The last male member of the Juma indigenous group in the Brazilian Amazon has died after falling ill with Covid-19.
Aruká’s death last week is the latest blow to the group whose numbers were reduced from around 15,000 in the early 20th Century to only six people in the 1990s.
Aruká was the last surviving male of the group, but as BBC News Brazil’s Juliana Gragnani reports, his grandchildren have taken an unusual step to ensure his legacy is preserved.
Aruká’s exact age is not known but he was estimated to be between 86 and 90 years old. During his life, Aruká witnessed the decline of the thousands-strong Juma community which once fished, hunted and planted lands in the southern region of Amazonas state.
Following a series of massacres carried out by rubber tappers and the spread of deadly diseases, the Juma’s numbers dwindled until Aruká’s family was the only one left.
“He always spoke with sadness about how in the old days there were many Juma, and how now he was the last man left,” Gabriel Uchida, a photographer who has documented the life of the Juma, recalls.
Break with tradition
Aruká had three daughters, but with the Juma community already decimated by the time they grew up, all three married men from the Uru-eu-wau-wau indigenous group.
According to the patrilineal system of these communities, this means that Aruká’s grandchildren and great-grandchildren are considered part of their fathers’ group and not that of their mothers.
But in a break with tradition, some of Aruká’s grandchildren have decided to identify themselves both as Uru-eu-wau-wau and as Juma.
“We are going to carry on our people’s tradition”, explains 20-year-old Bitaté Uru-eu-wau-wau.
“He is with us, lives with us, and represents our people through the grandchildren and future great-grandchildren who will come,” Bitaté says of his late grandfather.
Bitaté’s 18-year-old cousin Kuaimbú echoes the sentiment. “We don’t want our people’s fight to be forgotten. We are proud of our grandfather and our mothers’ fight, and we want to continue it.”
Kuaimbú has incorporated his grandfather’s surname into his own and calls himself Kuaimbú Juma Uru-eu-wau-wau, a change he plans to make official soon so it is also reflected in his ID.

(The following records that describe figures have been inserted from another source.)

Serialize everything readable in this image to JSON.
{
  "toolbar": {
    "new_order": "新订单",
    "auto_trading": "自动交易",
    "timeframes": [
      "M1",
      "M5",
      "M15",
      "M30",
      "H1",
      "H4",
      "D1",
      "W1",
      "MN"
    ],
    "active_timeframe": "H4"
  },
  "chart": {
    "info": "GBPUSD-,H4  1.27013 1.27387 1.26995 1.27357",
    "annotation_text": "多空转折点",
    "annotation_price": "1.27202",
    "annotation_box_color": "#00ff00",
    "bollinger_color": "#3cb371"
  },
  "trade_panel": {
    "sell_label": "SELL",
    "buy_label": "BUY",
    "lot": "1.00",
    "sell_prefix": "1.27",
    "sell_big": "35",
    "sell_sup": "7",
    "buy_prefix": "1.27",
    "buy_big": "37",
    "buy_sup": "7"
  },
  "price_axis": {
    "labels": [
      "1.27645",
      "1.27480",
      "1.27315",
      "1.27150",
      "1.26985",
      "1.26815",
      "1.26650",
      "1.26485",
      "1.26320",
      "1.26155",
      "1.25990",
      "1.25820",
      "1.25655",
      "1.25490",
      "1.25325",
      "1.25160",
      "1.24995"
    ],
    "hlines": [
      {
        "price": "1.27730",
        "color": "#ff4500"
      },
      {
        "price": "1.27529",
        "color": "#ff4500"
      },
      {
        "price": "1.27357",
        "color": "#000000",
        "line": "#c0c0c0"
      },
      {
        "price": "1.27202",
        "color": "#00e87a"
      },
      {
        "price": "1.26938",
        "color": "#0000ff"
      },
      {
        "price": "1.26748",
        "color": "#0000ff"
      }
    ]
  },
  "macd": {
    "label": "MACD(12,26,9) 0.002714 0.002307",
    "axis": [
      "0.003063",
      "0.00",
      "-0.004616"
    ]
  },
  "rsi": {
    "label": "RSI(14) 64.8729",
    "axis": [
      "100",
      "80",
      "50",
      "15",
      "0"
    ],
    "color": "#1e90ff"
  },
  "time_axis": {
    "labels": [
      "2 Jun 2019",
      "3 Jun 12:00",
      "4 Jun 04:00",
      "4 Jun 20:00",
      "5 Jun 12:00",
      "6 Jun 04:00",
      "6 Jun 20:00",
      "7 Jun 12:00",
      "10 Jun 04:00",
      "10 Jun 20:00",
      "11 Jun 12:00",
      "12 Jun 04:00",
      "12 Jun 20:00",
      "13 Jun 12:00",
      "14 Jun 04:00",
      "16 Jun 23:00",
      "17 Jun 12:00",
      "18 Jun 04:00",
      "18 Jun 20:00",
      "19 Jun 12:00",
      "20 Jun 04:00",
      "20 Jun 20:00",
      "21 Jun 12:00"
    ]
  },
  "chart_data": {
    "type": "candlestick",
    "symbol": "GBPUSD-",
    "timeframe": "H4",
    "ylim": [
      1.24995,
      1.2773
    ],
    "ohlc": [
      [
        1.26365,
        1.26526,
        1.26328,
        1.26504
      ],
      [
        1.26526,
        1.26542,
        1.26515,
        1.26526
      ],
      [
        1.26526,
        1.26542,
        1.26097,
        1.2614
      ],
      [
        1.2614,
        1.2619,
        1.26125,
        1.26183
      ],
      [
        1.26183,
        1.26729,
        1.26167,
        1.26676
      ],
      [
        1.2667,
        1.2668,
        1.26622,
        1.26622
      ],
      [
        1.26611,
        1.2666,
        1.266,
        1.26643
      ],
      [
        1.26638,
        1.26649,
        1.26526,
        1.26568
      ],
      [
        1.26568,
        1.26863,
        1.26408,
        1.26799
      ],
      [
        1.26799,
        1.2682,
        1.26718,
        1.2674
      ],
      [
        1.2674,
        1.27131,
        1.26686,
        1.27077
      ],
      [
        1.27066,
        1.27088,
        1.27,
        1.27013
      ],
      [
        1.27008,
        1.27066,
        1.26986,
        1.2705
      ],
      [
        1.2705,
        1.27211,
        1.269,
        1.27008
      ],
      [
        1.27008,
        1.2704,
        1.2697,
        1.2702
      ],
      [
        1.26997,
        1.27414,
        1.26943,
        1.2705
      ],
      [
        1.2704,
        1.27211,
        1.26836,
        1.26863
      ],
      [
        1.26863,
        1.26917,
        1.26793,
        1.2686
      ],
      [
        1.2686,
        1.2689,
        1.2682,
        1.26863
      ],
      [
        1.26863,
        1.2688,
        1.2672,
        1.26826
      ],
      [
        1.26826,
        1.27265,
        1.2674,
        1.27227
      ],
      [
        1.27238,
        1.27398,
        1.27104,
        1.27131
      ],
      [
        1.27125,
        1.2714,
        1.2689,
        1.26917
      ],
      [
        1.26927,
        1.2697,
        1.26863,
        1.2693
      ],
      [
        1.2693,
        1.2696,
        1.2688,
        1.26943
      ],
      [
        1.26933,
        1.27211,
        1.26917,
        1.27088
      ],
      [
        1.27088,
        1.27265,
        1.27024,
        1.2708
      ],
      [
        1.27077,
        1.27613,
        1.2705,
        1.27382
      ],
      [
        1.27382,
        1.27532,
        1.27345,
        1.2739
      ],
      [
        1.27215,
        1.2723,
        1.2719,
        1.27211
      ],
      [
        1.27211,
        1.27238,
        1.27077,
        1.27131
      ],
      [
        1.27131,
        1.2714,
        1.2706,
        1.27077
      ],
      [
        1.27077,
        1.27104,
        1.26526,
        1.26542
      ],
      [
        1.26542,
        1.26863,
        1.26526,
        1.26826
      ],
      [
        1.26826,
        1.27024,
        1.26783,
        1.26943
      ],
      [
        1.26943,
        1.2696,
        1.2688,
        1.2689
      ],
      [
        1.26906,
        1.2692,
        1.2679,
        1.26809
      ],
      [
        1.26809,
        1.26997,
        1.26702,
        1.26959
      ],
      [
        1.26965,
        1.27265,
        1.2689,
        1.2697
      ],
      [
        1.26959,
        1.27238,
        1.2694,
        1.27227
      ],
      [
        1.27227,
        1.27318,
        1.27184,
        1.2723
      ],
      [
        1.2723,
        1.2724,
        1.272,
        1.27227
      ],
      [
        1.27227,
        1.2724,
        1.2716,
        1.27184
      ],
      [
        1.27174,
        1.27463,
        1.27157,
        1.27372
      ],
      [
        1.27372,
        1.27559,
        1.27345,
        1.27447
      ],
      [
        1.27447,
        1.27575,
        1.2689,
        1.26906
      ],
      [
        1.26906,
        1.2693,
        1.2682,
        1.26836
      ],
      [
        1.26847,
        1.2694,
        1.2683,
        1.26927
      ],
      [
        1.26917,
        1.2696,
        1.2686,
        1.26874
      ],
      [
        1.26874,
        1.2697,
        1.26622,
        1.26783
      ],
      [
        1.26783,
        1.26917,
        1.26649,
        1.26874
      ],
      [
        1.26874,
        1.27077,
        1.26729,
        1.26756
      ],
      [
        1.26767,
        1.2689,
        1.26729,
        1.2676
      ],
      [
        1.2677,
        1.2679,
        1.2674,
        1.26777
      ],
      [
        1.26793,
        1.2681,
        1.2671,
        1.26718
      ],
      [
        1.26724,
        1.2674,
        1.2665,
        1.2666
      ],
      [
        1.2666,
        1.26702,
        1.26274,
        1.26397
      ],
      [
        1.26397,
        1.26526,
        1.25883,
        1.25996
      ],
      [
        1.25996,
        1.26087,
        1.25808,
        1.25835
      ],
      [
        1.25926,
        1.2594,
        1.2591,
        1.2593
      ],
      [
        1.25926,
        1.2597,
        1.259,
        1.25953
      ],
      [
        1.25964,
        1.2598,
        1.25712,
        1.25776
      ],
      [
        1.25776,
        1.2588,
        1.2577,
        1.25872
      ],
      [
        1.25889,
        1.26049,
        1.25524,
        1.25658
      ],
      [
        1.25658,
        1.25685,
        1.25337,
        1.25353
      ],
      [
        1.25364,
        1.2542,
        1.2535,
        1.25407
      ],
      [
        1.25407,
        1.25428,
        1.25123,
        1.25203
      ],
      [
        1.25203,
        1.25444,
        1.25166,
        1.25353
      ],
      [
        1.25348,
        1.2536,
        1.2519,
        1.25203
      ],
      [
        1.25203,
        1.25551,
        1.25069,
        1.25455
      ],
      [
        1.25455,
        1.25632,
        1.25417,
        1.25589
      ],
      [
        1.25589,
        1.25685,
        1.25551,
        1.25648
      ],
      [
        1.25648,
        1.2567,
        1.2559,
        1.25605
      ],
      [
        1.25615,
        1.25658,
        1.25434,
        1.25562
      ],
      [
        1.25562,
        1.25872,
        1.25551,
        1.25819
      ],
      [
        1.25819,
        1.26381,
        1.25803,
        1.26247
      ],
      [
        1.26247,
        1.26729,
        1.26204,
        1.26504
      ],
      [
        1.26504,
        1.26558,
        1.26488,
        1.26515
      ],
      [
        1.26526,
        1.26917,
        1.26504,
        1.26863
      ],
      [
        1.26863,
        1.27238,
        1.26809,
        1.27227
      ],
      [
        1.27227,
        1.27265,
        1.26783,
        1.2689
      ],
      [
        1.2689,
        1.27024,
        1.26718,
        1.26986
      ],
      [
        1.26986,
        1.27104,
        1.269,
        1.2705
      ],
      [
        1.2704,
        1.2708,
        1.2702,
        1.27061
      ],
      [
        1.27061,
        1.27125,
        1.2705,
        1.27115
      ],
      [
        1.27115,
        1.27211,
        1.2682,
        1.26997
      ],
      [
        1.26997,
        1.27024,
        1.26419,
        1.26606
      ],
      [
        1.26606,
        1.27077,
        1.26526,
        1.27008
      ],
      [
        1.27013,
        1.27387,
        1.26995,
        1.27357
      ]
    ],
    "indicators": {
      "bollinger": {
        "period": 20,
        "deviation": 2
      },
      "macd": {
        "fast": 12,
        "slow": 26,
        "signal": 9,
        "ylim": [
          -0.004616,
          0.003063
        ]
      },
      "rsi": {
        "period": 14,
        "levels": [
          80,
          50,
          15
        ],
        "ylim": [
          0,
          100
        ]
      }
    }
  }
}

“I’m a grandson of a Juma, a son of a Juma. I have the right to have Juma in my name,” he explains.
Indigenous rights activist Ivaneide Bandeira says including “Juma” into the surname is an unprecedented move which she has not seen in any other patrilineal indigenous groups.
“It’s a message on the part of the grandchildren that they are here to stay and that they are resisting,” Ms Bandeira from the Association of Ethno-Environmental Protection Kanindé explains.
‘Story of death’
Ms Bandeira says that the story of the Juma, like that of many indigenous groups of the Amazon, has been “a story of death”.
From the 1940s onwards, the Juma were targeted by people who were after the riches of their lands, according to Prof Luciana França from the Federal University of Western Pará.
The last documented massacre of the Juma people was in 1964, when rubber tappers from a nearby community killed dozens of Juma men, the anthropologist says.
For Ms Bandeira, it is shocking that the last male survivor of the massacres and diseases which killed thousands of his people should have died of Covid.
She blames the Brazilian state for its “complete incompetence and inability to provide protective measures” to prevent Covid from reaching Aruká’s village. She says that anyone entering the village should have had a test and been put into quarantine to prevent the virus from spreading.
Aruká’s grandson Bitaté echoes her criticism. “We’re far away from the city and there is little travel. The disease should never have reached us. The government didn’t take care. It’s a lack of responsibility on their part” he says.
Aruká’s death is not an isolated case. According to the Special Secretary of Indigenous Health (Sesai), out of a total of 896,900 indigenous people in Brazil, 572 have died from Covid-19.
An independent indigenous organisation, Apib, maintains the indigenous Covid death toll is much higher, with 970 indigenous lives lost to the pandemic. Many of them are elders, who have been keeping precious oral histories and knowledge alive.
Legacy for the future
Bitaté says that his grandfather passed on some of his knowledge before his death.
Two years ago, Aruká fulfilled his long-held dream of building an ancestral longhouse. “He taught me about its architecture, how to build it and now I know how to build a Juma longhouse,” Bitaté says.
Aruká also taught his grandchildren how to fish and hunt as well as the history of their people and their culture.
“He was a warrior. He told stories of fights with the rubber tappers, of how, when they were attacked, the Juma people fought back,” photographer Gabriel Uchida recalls.
Ms Bandeira also describes Aruká as “a symbol of resistance” whose legacy will be kept alive by his grandchildren and great-grandchildren.
“Aruká’s daughters and grandchildren will stay and resist,” she says.